Whether or not you have external support, protecting yourself comes first and foremost as you begin thinking about heading home for the holidays. “For people who are newly out and visiting family, plan in advance,” Stulman says. “Know who will be there, consider the possible outcomes, try to arrange for some private time, and have an exit strategy in case things go poorly.” Thinking through the possible outcomes can include literally practicing how you imagine conversations might go, and what you want to say (or not say) in case certain issues come up.

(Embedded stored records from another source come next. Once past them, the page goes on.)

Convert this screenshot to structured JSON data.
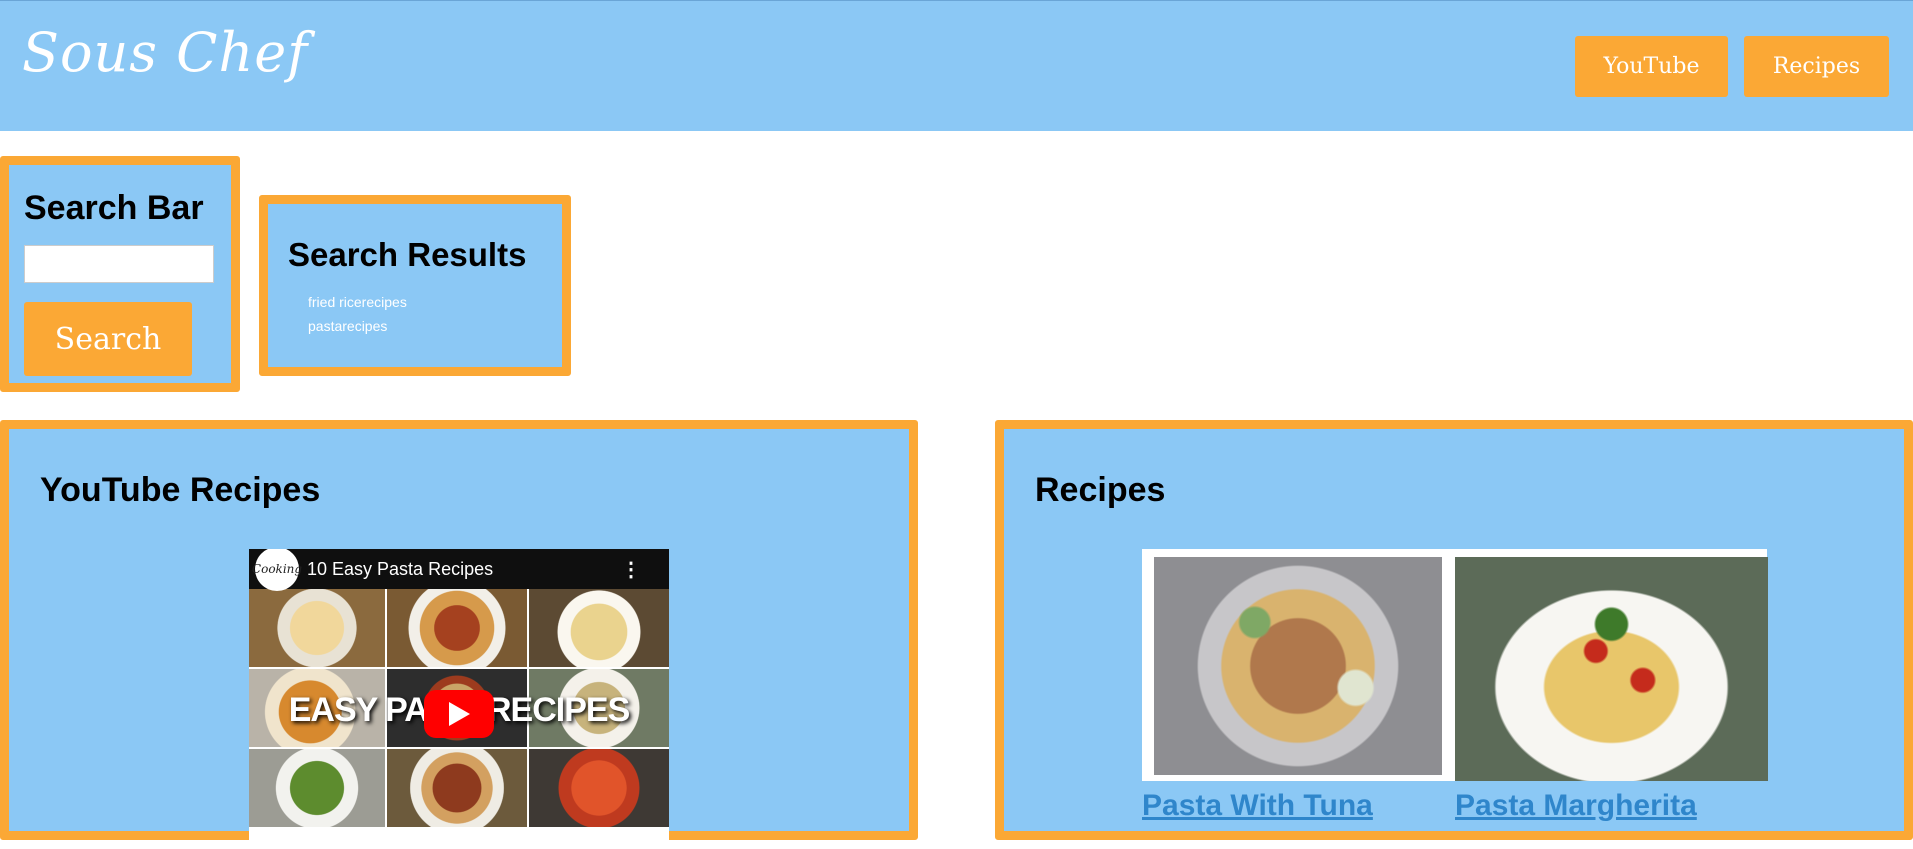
{
  "header": {
    "brand": "Sous Chef",
    "nav": {
      "youtube": "YouTube",
      "recipes": "Recipes"
    }
  },
  "search": {
    "title": "Search Bar",
    "input_value": "",
    "button_label": "Search"
  },
  "results": {
    "title": "Search Results",
    "items": [
      "fried ricerecipes",
      "pastarecipes"
    ]
  },
  "youtube": {
    "title": "YouTube Recipes",
    "video": {
      "title": "10 Easy Pasta Recipes",
      "channel_badge": "Cooking",
      "overlay": "EASY PA       RECIPES"
    }
  },
  "recipes": {
    "title": "Recipes",
    "items": [
      {
        "name": "Pasta With Tuna"
      },
      {
        "name": "Pasta Margherita"
      }
    ]
  },
  "colors": {
    "panel_bg": "#8bc8f5",
    "accent": "#fba835",
    "link": "#2f86cb",
    "youtube_red": "#ff0000"
  }
}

The most important relationship to maintain during the holiday season is your relationship with yourself.

Self-care strategies for staying quiet are important. Maybe you’ll focus on a mantra about how you're real and valid, or your favorite song, or just tune out entirely. Maybe you’ll wear a sweater with sleeves that you can play with or stim on to soothe yourself under the table. These strategies might help, too, for when you’re trying to remain calm as you assert rehearsed statements like, “I know how much you love me, so I’d appreciate it if you use my name and pronouns” or, “This relationship makes me very happy, and I’d love it if you could respect that.”

It’s OK to back away from even the best-planned conversations when you need to, though. If you’re not being heard, “It’s probably best to disengage or deescalate,” Stulman tells Bustle. “However, change often occurs incrementally, so it may be worth investing in these conversations if it’s someone who genuinely cares about you and has good intentions.” It’s also OK if even thinking about these potential conversations and experiences is painful enough to prevent you from going home.

If you’re not going home but don’t want to be alone, Stulman tells Bustle that spending the holidays with friends can be a great alternative. “If you have a religious background, consider seeking out an LGBTQIA+ faith organization,” she says. She also suggests volunteering to give others much needed services and emotional support, while also giving yourself a sense of community and purpose.

Whatever you do for the holidays, it’s important to remember that the most important relationship to maintain during the holiday season is your relationship with yourself. Taking care of yourself may make you feel selfish, but you are allowed to selfish when that means being true to yourself and asserting who you are and what you need.

“Know your limits, stay safe, find common ground, be generous but don’t let anyone diminish you,” Stulman says. Because you deserve to have a joyful holiday season, even if that means celebrating in your own way, whether with your own awesome self or with your own chosen family.